Vorsicht vor Lichtverschmutzung

Warnung vor Garten-Beleuchtung: Deko wird zur unterschätzten Gefahr

Wer seinen Garten nachts beleuchtet, schadet der Tierwelt, insbesondere Insekten. Experten haben daher klare Empfehlungen für Gartenbesitzer.

NRW – Ein stark beleuchteter Garten kann nicht nur für Gartenbesitzer, sondern auch für andere, weitaus kleinere Gäste tückisch sein. Treppenstufen oder Kellereingänge sind zur eigenen Sicherheit oftmals auch nachts beleuchtet, doch auch immer häufiger erstrahlen in Gärten verteilte Lampen in der Dunkelheit. Das kann besonders für bestimmte Gäste verheerende Folgen haben.

Naturschutzbund Deutschland e.V (NABU)deutsche nichtstaatliche Organisation mit dem Ziel, Natur und Umwelt zu schützen
Gründung1899 (Stuttgart)
Mitglieder707.531 (2021)

Gartenbeleuchtung bei Nacht frisst Strom und schadet der Tierwelt

Nicht nur, dass Gartenbesitzer in Zeiten explodierender Energiepreise Strom sparen können, wenn sie die Gartenbeleuchtung nachts ausschalten. Auch die Tierwelt wird es ihnen danken.

Künstliches, weißes und sehr helles Licht mit einem hohen UV- und Blauanteil, mache die Nacht zum Tage, weiß Ökotest. Und die Folgen dieser sogenannten Lichtverschmutzung können dramatisch sein. Schließlich würden Vögel früher anfangen zu singen und Insekten schwirrten um die Lichtquellen herum, anstatt nach Futter zu suchen.

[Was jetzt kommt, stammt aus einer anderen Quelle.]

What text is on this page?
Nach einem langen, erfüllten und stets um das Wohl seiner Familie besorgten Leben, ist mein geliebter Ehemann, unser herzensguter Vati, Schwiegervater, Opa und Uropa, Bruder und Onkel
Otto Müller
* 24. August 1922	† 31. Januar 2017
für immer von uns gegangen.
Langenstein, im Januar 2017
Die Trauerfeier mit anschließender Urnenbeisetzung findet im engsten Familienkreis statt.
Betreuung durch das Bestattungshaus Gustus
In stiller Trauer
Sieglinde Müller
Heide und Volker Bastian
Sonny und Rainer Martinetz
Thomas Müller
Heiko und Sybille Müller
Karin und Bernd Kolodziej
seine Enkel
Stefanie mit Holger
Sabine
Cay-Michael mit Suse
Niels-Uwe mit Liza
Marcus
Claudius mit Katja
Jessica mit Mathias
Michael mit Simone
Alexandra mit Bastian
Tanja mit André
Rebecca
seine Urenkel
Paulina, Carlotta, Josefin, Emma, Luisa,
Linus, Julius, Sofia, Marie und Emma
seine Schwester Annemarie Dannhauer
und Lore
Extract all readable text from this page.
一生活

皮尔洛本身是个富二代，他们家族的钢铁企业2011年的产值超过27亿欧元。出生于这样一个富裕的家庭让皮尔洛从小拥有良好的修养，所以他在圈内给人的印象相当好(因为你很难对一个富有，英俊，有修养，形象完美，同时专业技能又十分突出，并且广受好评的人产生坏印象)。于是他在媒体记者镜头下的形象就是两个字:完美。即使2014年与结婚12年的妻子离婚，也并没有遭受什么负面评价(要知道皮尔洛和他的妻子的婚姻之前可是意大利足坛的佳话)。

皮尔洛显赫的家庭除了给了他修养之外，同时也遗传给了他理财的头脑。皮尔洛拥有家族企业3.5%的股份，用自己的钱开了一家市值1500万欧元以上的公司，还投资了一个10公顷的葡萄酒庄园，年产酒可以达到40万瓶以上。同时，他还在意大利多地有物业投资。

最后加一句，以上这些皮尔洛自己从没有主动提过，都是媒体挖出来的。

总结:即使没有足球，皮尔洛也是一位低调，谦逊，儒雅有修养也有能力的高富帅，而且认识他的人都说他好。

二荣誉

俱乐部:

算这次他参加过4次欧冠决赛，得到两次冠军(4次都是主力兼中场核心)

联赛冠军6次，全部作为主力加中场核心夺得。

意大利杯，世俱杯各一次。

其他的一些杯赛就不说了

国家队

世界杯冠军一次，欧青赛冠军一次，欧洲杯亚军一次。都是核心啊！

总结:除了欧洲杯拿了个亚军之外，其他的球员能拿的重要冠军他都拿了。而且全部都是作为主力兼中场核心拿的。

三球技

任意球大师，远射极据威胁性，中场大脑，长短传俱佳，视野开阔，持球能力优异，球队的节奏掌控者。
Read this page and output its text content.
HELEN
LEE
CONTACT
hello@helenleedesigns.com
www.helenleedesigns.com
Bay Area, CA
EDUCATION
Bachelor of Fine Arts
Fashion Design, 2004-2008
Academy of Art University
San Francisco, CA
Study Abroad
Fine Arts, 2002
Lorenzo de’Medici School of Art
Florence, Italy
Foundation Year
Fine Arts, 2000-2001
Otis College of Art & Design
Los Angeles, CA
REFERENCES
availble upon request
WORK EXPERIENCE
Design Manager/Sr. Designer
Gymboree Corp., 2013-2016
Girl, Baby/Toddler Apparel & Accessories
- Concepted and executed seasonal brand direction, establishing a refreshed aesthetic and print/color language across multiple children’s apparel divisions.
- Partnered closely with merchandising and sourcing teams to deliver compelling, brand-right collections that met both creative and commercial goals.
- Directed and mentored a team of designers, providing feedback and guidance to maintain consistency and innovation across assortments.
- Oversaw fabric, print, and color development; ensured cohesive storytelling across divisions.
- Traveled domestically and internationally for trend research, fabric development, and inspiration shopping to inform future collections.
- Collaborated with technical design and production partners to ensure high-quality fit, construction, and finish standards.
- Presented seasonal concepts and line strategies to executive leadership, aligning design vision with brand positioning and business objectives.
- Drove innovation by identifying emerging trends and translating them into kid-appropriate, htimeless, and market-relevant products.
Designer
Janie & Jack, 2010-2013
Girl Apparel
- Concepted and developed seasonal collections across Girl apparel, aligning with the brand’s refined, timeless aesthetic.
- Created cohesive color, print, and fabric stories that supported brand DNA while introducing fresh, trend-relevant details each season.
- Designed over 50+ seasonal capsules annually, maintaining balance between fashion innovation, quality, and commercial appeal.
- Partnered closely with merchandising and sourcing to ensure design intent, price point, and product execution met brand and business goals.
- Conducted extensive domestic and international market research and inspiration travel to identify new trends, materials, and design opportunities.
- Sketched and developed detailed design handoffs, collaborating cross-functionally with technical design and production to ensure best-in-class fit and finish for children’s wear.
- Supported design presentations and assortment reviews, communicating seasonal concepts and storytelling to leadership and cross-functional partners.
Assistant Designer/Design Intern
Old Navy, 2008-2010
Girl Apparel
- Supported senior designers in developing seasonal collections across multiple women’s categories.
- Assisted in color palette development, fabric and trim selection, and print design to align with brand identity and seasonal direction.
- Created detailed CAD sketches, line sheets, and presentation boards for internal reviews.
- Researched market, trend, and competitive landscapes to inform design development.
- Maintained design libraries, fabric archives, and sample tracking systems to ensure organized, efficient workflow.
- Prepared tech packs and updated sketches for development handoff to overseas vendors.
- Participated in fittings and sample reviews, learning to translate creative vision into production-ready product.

Insekten werden durch starkes UV-Licht angelockt und können elendig verenden

Carsten Wachholz, Energie-Experte beim Naturschutzbund Deutschland (Nabu), will Gartenbesitzern die Konsequenzen einer nächtlichen Beleuchtung, insbesondere in den Spätsommernächten, aufzeigen. Die Unmengen an Insekten, die dadurch angelockt würden, seien schnell „in diesem Bann dieses künstlichen Lichtes gefangen, weil die sich normalerweise am Sternenlicht orientieren und jetzt auf eine viel, viel hellere Lichtquelle“ zusteuerten.

In letzter Konsequenz führe das dazu, dass die kleinen Tierchen „dann entweder an Erschöpfung“ sterben „oder dadurch, dass sie halt Beute für andere Tiere werden“. Besonders dann, wenn die Insekten in das Innere der Leuchtengehäuse gelangen, sei ein leidvolles Ende durch „Überhitzung oder weil sie einfach den Weg ins Freie nicht mehr finden“, garantiert.

Ökosystem im heimischen Garten wird durch Artensterben massiv beeinflusst

Gartenbesitzer, die glauben, dass ihr Ökosystem ohne die kleinen, oft eher lästigen Tierchen besser dastehe, befinden sich auf dem Holzweg. Denn durch Lichtverschmutzungen verursachtes Artensterben führe dazu, dass zahlreiche „Insekten am Ende in der Nahrungskette und für die Bestäubung von Pflanzen zum Beispiel fehlen“, erklärt Carsten Wachholz.

Melanie Conrad, Gartenexpertin des Nabu, zufolge würden durch starkes UV-Licht angelockte Insekten zudem ihre Energie für die Partner- und Nahrungssuche verlieren. Wenn es im heimischen Garten plötzlich nicht mehr summt und brummt, mag das zwar für manche Besitzer zunächst angenehm sein, doch ein langfristig defektes Ökosystem wird wohl kaum in ihrem Interesse liegen.

Gartenbeleuchtung bei Nacht kann Insekten schaden.

LED-Leuchten sparen nicht nur Energie, sondern schützen auch Insekten

Um dem entgegenzuwirken, empfiehlt Melanie Conrad, energiesparende LED-Leuchten, deren Licht keinen Blauanteil hat, für die Gartenbeleuchtung zu nutzen. So sparen Gartenbesitzer nicht nur Geld, sondern schützen auch die Insektenvielfalt. Außerdem sei es laut Ökotest ratsam, die Beleuchtung von Kellereingängen und Treppenstufen mit Bewegungsmeldern zu regulieren.

Der Nabu empfiehlt, Bäume und Hausfassaden erst gar nicht anzustrahlen und „nach oben gerichtete Lichtquellen für Dekorationszwecke“ zu vermeiden, um die Tierwelt nicht zu beeinträchtigen. Ebenso solle es nachts nicht nur im Garten, sondern auch vor der Garage oder der Haustür möglichst dunkel bleiben.